Bergantian ponsel Ilan pindah ke tangan
Danu dan begitu seterusnya kepada punggawa Rosengard yang lain termasuk
Riva dan Reva.
“Kenapa lo gak bilang ke kita?” Lingga
seperti menyalahkan Ilan.
“Ga! Mana gue tau kalo diantara kalian
juga gak ada yang tau kalo Nalula keluar.” Ilan membela diri.
“Zagar kan musuh kita. Kenapa gak lo
larang mereka pergi?” Lingga belum selesai.
“Apa hak kita ngelarang Nalula? Dan
emangnya kenapa kalo Nalula pergi sama LAWAN kita?” Ilan pun gak mau kalau
dirinya tetap disalahkan. “Mereka sahabatan. Dan Zagar juga sahabat gue. Dia
adenya Bagas, sahabat lo juga.”
Lingga siap kembali menghujani Ilan
dengan kata-katanya. Tapi keburu di tahan Danu. “Ga! Cukup! Nalula udah balik.”
Seluruh mata tertuju ke ujung koridor
dimana Nalula berjalan bersama Dewa.

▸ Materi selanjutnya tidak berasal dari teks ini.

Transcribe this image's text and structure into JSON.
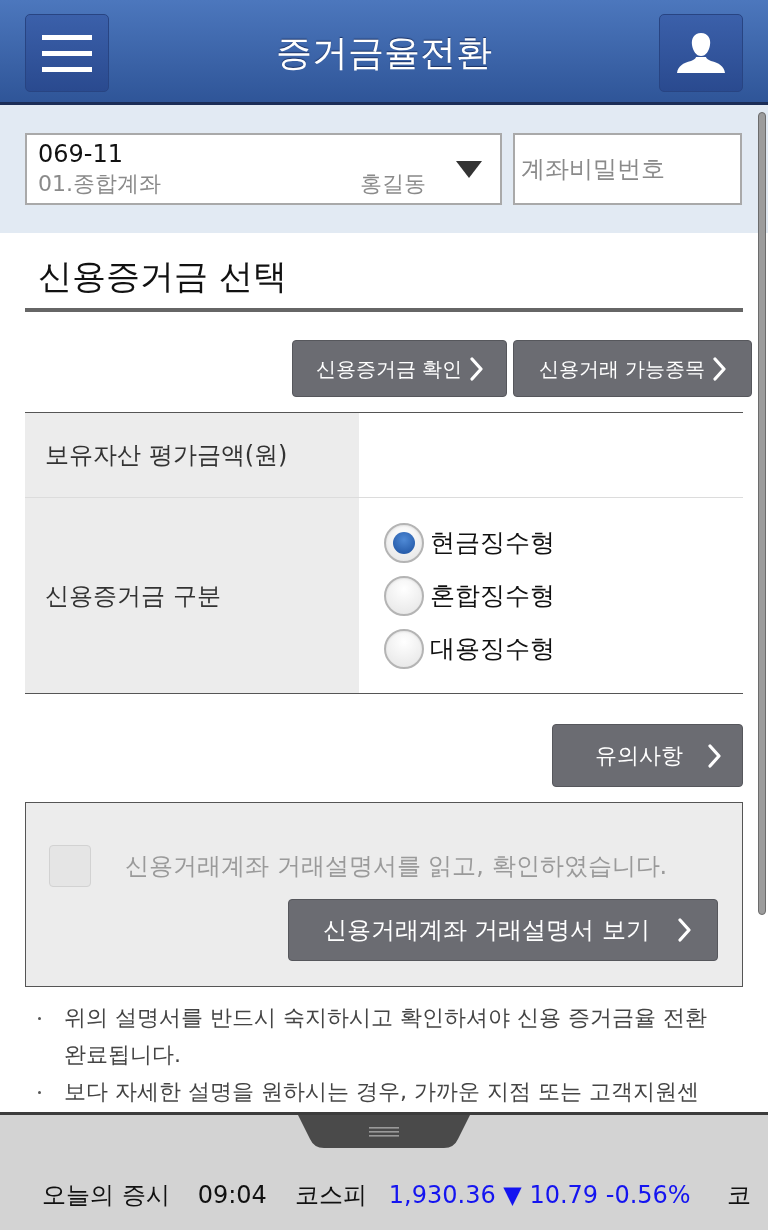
{
  "header": {
    "title": "증거금율전환"
  },
  "account": {
    "number": "069-11",
    "type": "01.종합계좌",
    "owner": "홍길동",
    "password_placeholder": "계좌비밀번호"
  },
  "section": {
    "title": "신용증거금 선택",
    "buttons": [
      "신용증거금 확인",
      "신용거래 가능종목"
    ]
  },
  "form": {
    "rows": [
      {
        "kind": "value",
        "label": "보유자산 평가금액(원)"
      },
      {
        "kind": "radio",
        "label": "신용증거금 구분",
        "options": [
          {
            "label": "현금징수형",
            "selected": true
          },
          {
            "label": "혼합징수형",
            "selected": false
          },
          {
            "label": "대용징수형",
            "selected": false
          }
        ]
      }
    ]
  },
  "notice_button": "유의사항",
  "agreement": {
    "text": "신용거래계좌 거래설명서를 읽고, 확인하였습니다.",
    "checked": false,
    "disabled": true,
    "button": "신용거래계좌 거래설명서 보기"
  },
  "notes": [
    {
      "lines": [
        "위의 설명서를 반드시 숙지하시고 확인하셔야 신용 증거금율 전환",
        "완료됩니다."
      ]
    },
    {
      "lines": [
        "보다 자세한 설명을 원하시는 경우, 가까운 지점 또는 고객지원센"
      ]
    }
  ],
  "ticker": {
    "label": "오늘의 증시",
    "time": "09:04",
    "items": [
      {
        "name": "코스피",
        "quote": "1,930.36 ▼ 10.79 -0.56%",
        "color": "#1414f0"
      },
      {
        "name": "코"
      }
    ]
  }
}
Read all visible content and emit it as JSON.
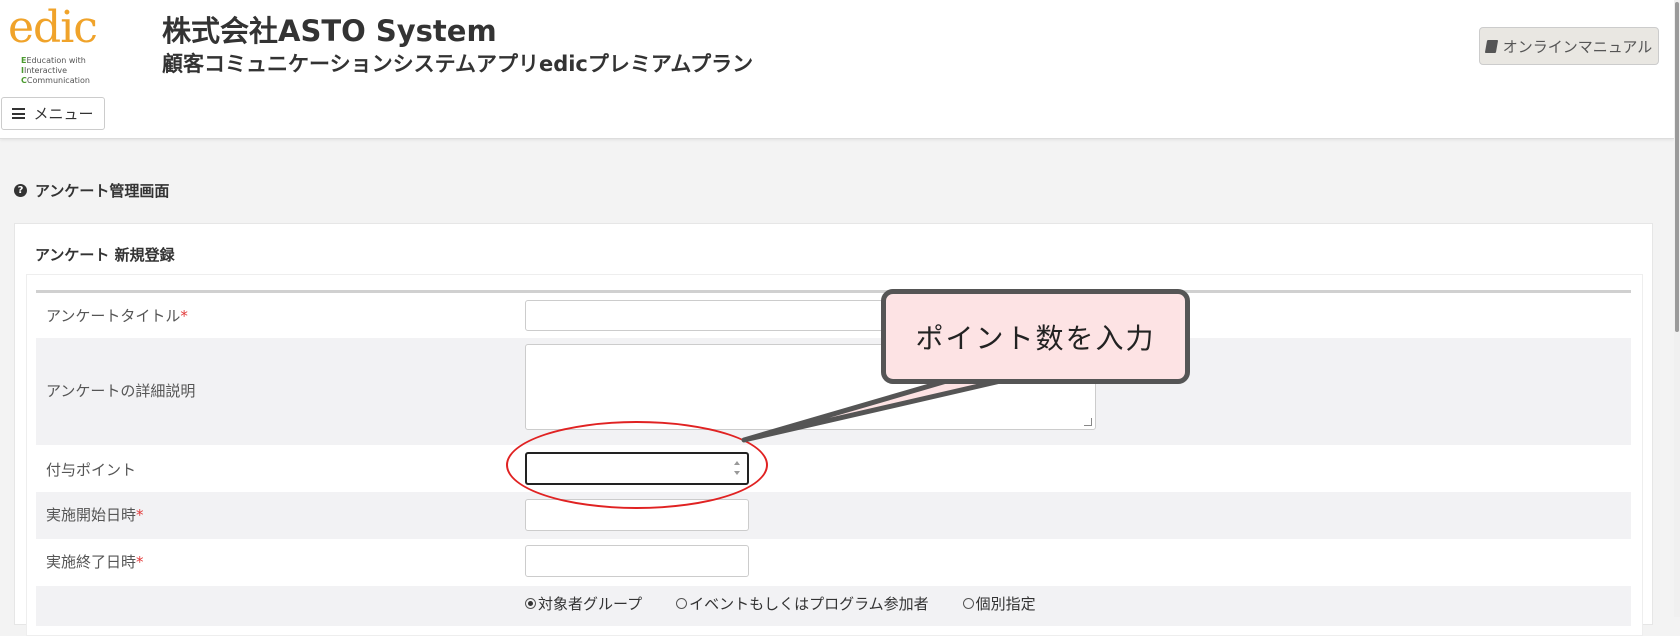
{
  "header": {
    "logo_word": "edic",
    "logo_sub": [
      "Education with",
      "Interactive",
      "Communication"
    ],
    "company_name": "株式会社ASTO System",
    "app_name": "顧客コミュニケーションシステムアプリedicプレミアムプラン",
    "menu_label": "メニュー",
    "manual_label": "オンラインマニュアル"
  },
  "page": {
    "title": "アンケート管理画面"
  },
  "form": {
    "heading": "アンケート 新規登録",
    "fields": {
      "title_label": "アンケートタイトル",
      "description_label": "アンケートの詳細説明",
      "points_label": "付与ポイント",
      "start_label": "実施開始日時",
      "end_label": "実施終了日時",
      "required_mark": "*"
    },
    "target_options": [
      {
        "label": "対象者グループ",
        "selected": true
      },
      {
        "label": "イベントもしくはプログラム参加者",
        "selected": false
      },
      {
        "label": "個別指定",
        "selected": false
      }
    ]
  },
  "annotation": {
    "callout_text": "ポイント数を入力",
    "callout_fill": "#fde3e4",
    "highlight_color": "#e02222"
  },
  "colors": {
    "logo_orange": "#f0a32a",
    "required_red": "#e23b3b"
  }
}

Nalula pun merasa ada sesuatu yang aneh
karena hampir sema mata memandangnya.
Lingga sendiri tidak langsung
menginterogasi kedatangan Nalula dan Dewa. Tapi ia kembali ke Ilan. “Lo liat
sendri kan, kalo Nalula pulang sama Dewa?” ancamnya. “Jadi lo jangan bohongin
kita dengan bilang Nalula pergi sama Zagar. Dan sms itu bisa aja dimanipulasi.”
Lingga tetap menyalahkan Ilan.
Tapi Ilan sama sekali tak terbawa
suasana emosi yang ditunjukan Lingga. Ia tetap santai menanggapi ocehan
negative yang dihujani Lingga.
“Ga. Pliss.” Garra berusaha menengahi
Lingga. “Jangan menyalahkan orang tanpa lo tau kejadian yang sebenarnya.” Garra
bicara tepat dengan kehadiran Diaz dan Kharis. “Dengan lo liat Nalula balik
sama Dewa, apa itu artinya mereka pergi bareng?” tantang Garra.
Kharis sendiri langsung menarik tangan
Nalula dan bertanya tentang keberadaan Nalula. “Gue Cuma pergi makan keluar
sama Zagar. Ilan juga tau kok. Hape Nal ketinggalan di kamar.” Nalula
menjelaskan. Begitu juga kepada Diaz.
“Dan asal lo tau. Dewa dari ada di
lobi.” Lanjut Garra. “Bahkan gue sama Ilan sempet ketemu sama om dan tantenya
Dewa.”
Mata Diaz dan Danu bertautan. Dan Diaz
pun meminta Danu untuk membawa Lingga ke kamar meski dengan isyarat mata. Danu
pun membalasnya dengan anggukan.
“Yaudah. Masalah ini gak usah dibahas
dulu.” Kata Diaz. “Lebih baik kalian balik ke kamar masing-masing.”
Danu yang terlebih dahulu membawa Lingga
balik ke kamar. Kemudian diikuti dengan yang lain. Berlanjut ke Kharis yang tak
ingin membahas apa-apa lagi. Tersisa Diaz yang masih di sana bersama Nalula. Ia
mengusap lembut kepala adiknya itu sambil tersenyum.
“Maaf kalo keberadaan gue di sini justru
udah nyusahin kalian semua.” Kata Nalula sendu.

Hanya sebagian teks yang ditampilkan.